Pittman hires smart growth czar for Anne Arundel County

Adam Bednar//December 26, 2019

Pittman hires smart growth czar for Anne Arundel County

By Adam Bednar

//December 26, 2019

Anne Arundel County Executive Steuart Pittman’s office said the county has hired a deputy chief administrative officer to oversee land use as the administration continues its efforts to rein in development. It is the first such hire for the jurisdiction.

Matt Power, who served as director of StateStat under former Gov. Martin O’Malley and as deputy secretary of the Maryland Department of Planning, will hold the role created in the fiscal 2020 budget. The job description calls for comprehensive management of land use agencies and improved cooperation and communication between the agencies.

“Matt Power understands the land use challenges we face in our county,” Pittman said. “We are fortunate to have attracted a person for this position who knows the potential and the limits of government engagement in questions of both development and preservation.”

Power, in a statement, said he’s looking forward to implementing smart and sustainable growth policies in the county.

“County Executive Pittman has demonstrated to county residents that he is committed to responsible land use and strong communities and I am excited to soon be a part of this team,” Power said.

Earlier this month, Pittman, a housing advocate turned horse trainer, said he intended to rein in “reckless” growth in the county.

During a Dec. 3 news conference in Annapolis, Pittman said taming development was the main reason voters backed him in 2018.

His administration has already started to overhaul the county’s process for approving development. It also has started putting together a general development plan to guide development in Anne Arundel County through 2040.

Organizations such as Smart Growth Maryland support Pittman’s proposals for reshaping the county’s development process and land use decisions.

Kimberly Golden Brandt, that group’s director, previously praised the strategy that Pittman is pursuing and that Power will now be charged with helping to implement.

“I’m very excited the county has embraced this approach to planning.

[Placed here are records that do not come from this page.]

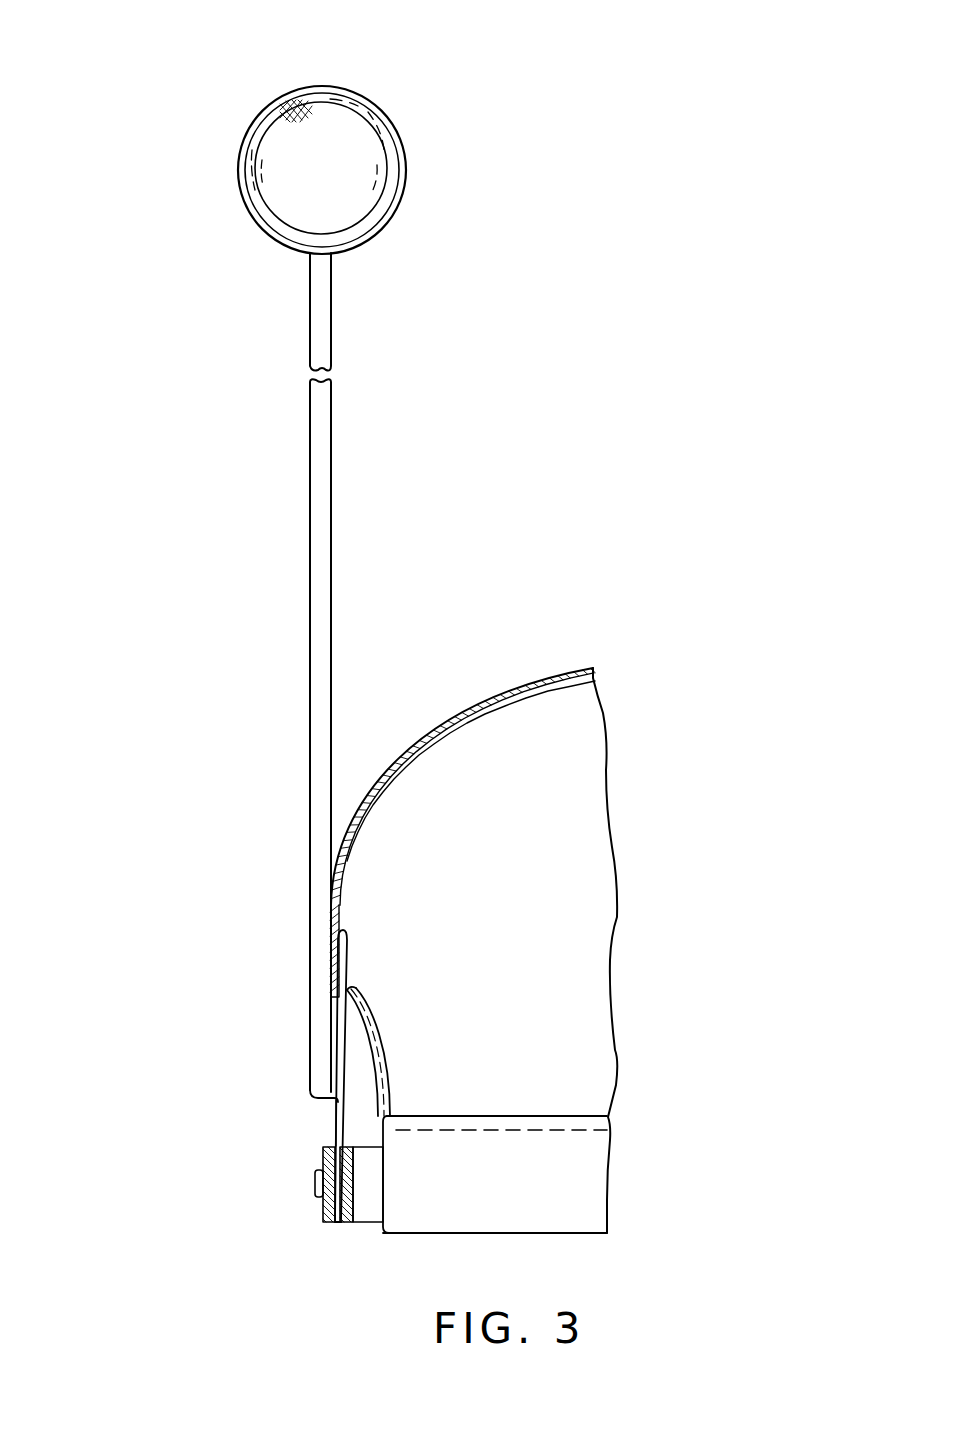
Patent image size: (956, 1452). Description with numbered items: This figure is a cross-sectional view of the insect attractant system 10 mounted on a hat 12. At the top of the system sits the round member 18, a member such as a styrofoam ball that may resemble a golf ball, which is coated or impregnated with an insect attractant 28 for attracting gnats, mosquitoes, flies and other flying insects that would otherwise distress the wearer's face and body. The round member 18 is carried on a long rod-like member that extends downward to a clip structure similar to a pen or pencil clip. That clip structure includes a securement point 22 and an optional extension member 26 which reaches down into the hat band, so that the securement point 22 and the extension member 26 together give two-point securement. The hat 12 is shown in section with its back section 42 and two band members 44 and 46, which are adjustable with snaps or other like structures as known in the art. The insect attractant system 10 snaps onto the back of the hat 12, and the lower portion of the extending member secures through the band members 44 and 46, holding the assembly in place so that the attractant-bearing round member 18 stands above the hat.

The insect attractant system 10 is at (272, 573).
The hat 12 is at (558, 712).
The round member 18 is at (268, 135).
The securement point 22 is at (333, 1093).
The extension member 26 is at (334, 1128).
The insect attractant 28 is at (302, 107).
The back section 42 is at (333, 900).
The band member 44 is at (323, 1210).
The band member 46 is at (348, 1228).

It’s a best practice that I’m starting to see embraced in other counties as well,” Brandt said.

The Pittman administration is waiting on legal advice about whether it can pursue a crackdown on development in portions of the county it feels have been overbuilt.

The county’s law office is researching whether the volume of car crashes in the Route 2 and Route 3 corridors reaches the threshold of a crisis, which would permit a development moratorium.

In particular, the Route 3 corridor that runs from Interstate 97 to Prince George’s County has experienced significant development over the past two decades.

In case of legal challenges to a development freeze, the Pittman administration has identified another option to slow building in those areas.

“The alternative, of course, to a moratorium on (development) is looking at adequate public facilities laws … and whether or not the traffic is adequate to allow development,” Pittman said at the Dec. 3 news conference, adding that by “facilities” he meant roads.